Grandes questões sobre o assunto não se colocam apenas para países em desenvolvimento. É o caso, por exemplo, de discussões sobre como melhor usar a tecnologia e como treinar professores. O mundo todo discute esses temas, porque essas novas ferramentas convergentes são um fenômeno recente. Porém, também é correto pensar que nações onde as pessoas são mais conectadas e têm mais acesso a dispositivos devem adotar a tecnologia em sala de aula de modo mais amplo e produtivo. Outro fenômeno detectado no mundo todo é o chamado "gap geracional", ou seja, os professores não nasceram digitalizados, enquanto seus alunos, sim.

O senhor vê algum tipo de resistência nas escolas brasileiras à incorporação da tecnologia?

Não acredito que haja uma resistência no sentido de o professor acreditar que a tecnologia é maléfica, mas, sim, no sentido de que ele não sabe como utilizar as novidades.
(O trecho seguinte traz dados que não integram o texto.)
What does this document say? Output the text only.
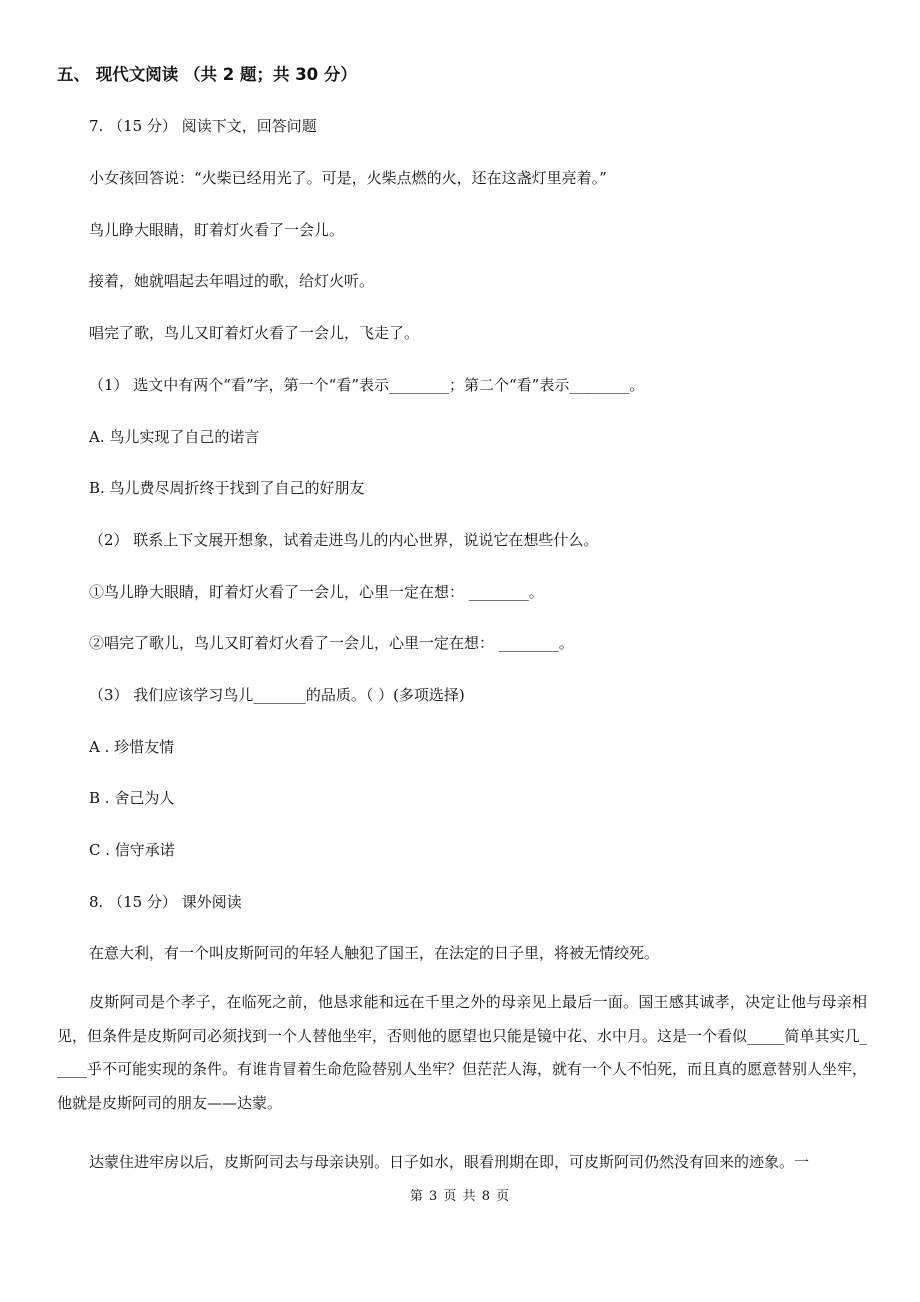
五、 现代文阅读 （共 2 题；共 30 分）
7. （15 分） 阅读下文，回答问题
小女孩回答说：“火柴已经用光了。可是，火柴点燃的火，还在这盏灯里亮着。”
鸟儿睁大眼睛，盯着灯火看了一会儿。
接着，她就唱起去年唱过的歌，给灯火听。
唱完了歌，鸟儿又盯着灯火看了一会儿，飞走了。
（1） 选文中有两个“看”字，第一个“看”表示________；第二个“看”表示________。
A. 鸟儿实现了自己的诺言
B. 鸟儿费尽周折终于找到了自己的好朋友
（2） 联系上下文展开想象，试着走进鸟儿的内心世界，说说它在想些什么。
①鸟儿睁大眼睛，盯着灯火看了一会儿，心里一定在想： ________。
②唱完了歌儿，鸟儿又盯着灯火看了一会儿，心里一定在想： ________。
（3） 我们应该学习鸟儿_______的品质。（ ）(多项选择)
A . 珍惜友情
B . 舍己为人
C . 信守承诺
8. （15 分） 课外阅读
在意大利，有一个叫皮斯阿司的年轻人触犯了国王，在法定的日子里，将被无情绞死。
皮斯阿司是个孝子，在临死之前，他恳求能和远在千里之外的母亲见上最后一面。国王感其诚孝，决定让他与母亲相见，但条件是皮斯阿司必须找到一个人替他坐牢，否则他的愿望也只能是镜中花、水中月。这是一个看似_____简单其实几_____乎不可能实现的条件。有谁肯冒着生命危险替别人坐牢？但茫茫人海，就有一个人不怕死，而且真的愿意替别人坐牢，他就是皮斯阿司的朋友——达蒙。
达蒙住进牢房以后，皮斯阿司去与母亲诀别。日子如水，眼看刑期在即，可皮斯阿司仍然没有回来的迹象。一
第 3 页 共 8 页
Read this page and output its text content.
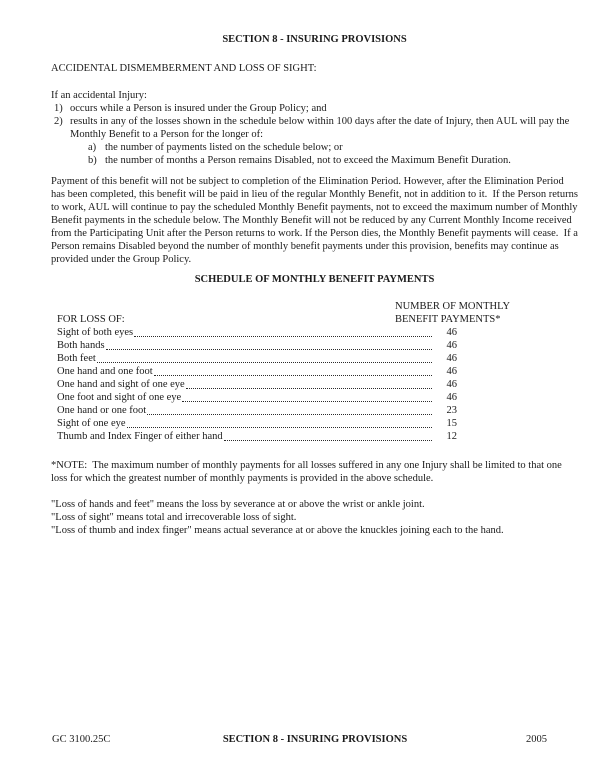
SECTION 8 - INSURING PROVISIONS
ACCIDENTAL DISMEMBERMENT AND LOSS OF SIGHT:
If an accidental Injury:
1) occurs while a Person is insured under the Group Policy; and
2) results in any of the losses shown in the schedule below within 100 days after the date of Injury, then AUL will pay the Monthly Benefit to a Person for the longer of:
a) the number of payments listed on the schedule below; or
b) the number of months a Person remains Disabled, not to exceed the Maximum Benefit Duration.
Payment of this benefit will not be subject to completion of the Elimination Period. However, after the Elimination Period has been completed, this benefit will be paid in lieu of the regular Monthly Benefit, not in addition to it.  If the Person returns to work, AUL will continue to pay the scheduled Monthly Benefit payments, not to exceed the maximum number of Monthly Benefit payments in the schedule below. The Monthly Benefit will not be reduced by any Current Monthly Income received from the Participating Unit after the Person returns to work. If the Person dies, the Monthly Benefit payments will cease.  If a Person remains Disabled beyond the number of monthly benefit payments under this provision, benefits may continue as provided under the Group Policy.
SCHEDULE OF MONTHLY BENEFIT PAYMENTS
NUMBER OF MONTHLY
FOR LOSS OF:	BENEFIT PAYMENTS*
Sight of both eyes	46
Both hands	46
Both feet	46
One hand and one foot	46
One hand and sight of one eye	46
One foot and sight of one eye	46
One hand or one foot	23
Sight of one eye	15
Thumb and Index Finger of either hand	12
*NOTE:  The maximum number of monthly payments for all losses suffered in any one Injury shall be limited to that one loss for which the greatest number of monthly payments is provided in the above schedule.
"Loss of hands and feet" means the loss by severance at or above the wrist or ankle joint.
"Loss of sight" means total and irrecoverable loss of sight.
"Loss of thumb and index finger" means actual severance at or above the knuckles joining each to the hand.
GC 3100.25C	SECTION 8 - INSURING PROVISIONS	2005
Não se trata de saber ou não usar um computador. Isso é o menor dos problemas. A questão em jogo é como usar equipamentos e recursos tecnológicos em benefício da educação, para fins pedagógicos. Esse é o pulo do gato.

Quais os passos para superar a formação deficitária dos professores?

A Unesco sintetizou em livros seu material de apoio, chamado Padrões de Competências em Tecnologia da Informação e da Comunicação para Professores. Ali, dividimos o aprendizado em três grandes pilares. O primeiro é a alfabetização tecnológica, ou seja, ensinamos a usar as máquinas. O segundo é o aprofundamento do conhecimento. O terceiro pilar é chamado de criação do conhecimento. Ele se refere a uma situação em que as tecnologias estão tão incorporadas por professores e alunos que eles passam a produzir conhecimento a partir delas. É o caso das redes sociais. É importante lembrar que esse processo não é trivial, ele precisa estar inserido na lógica da formação do professor. Não se deve achar que a simples distribuição de equipamentos resolve o problema.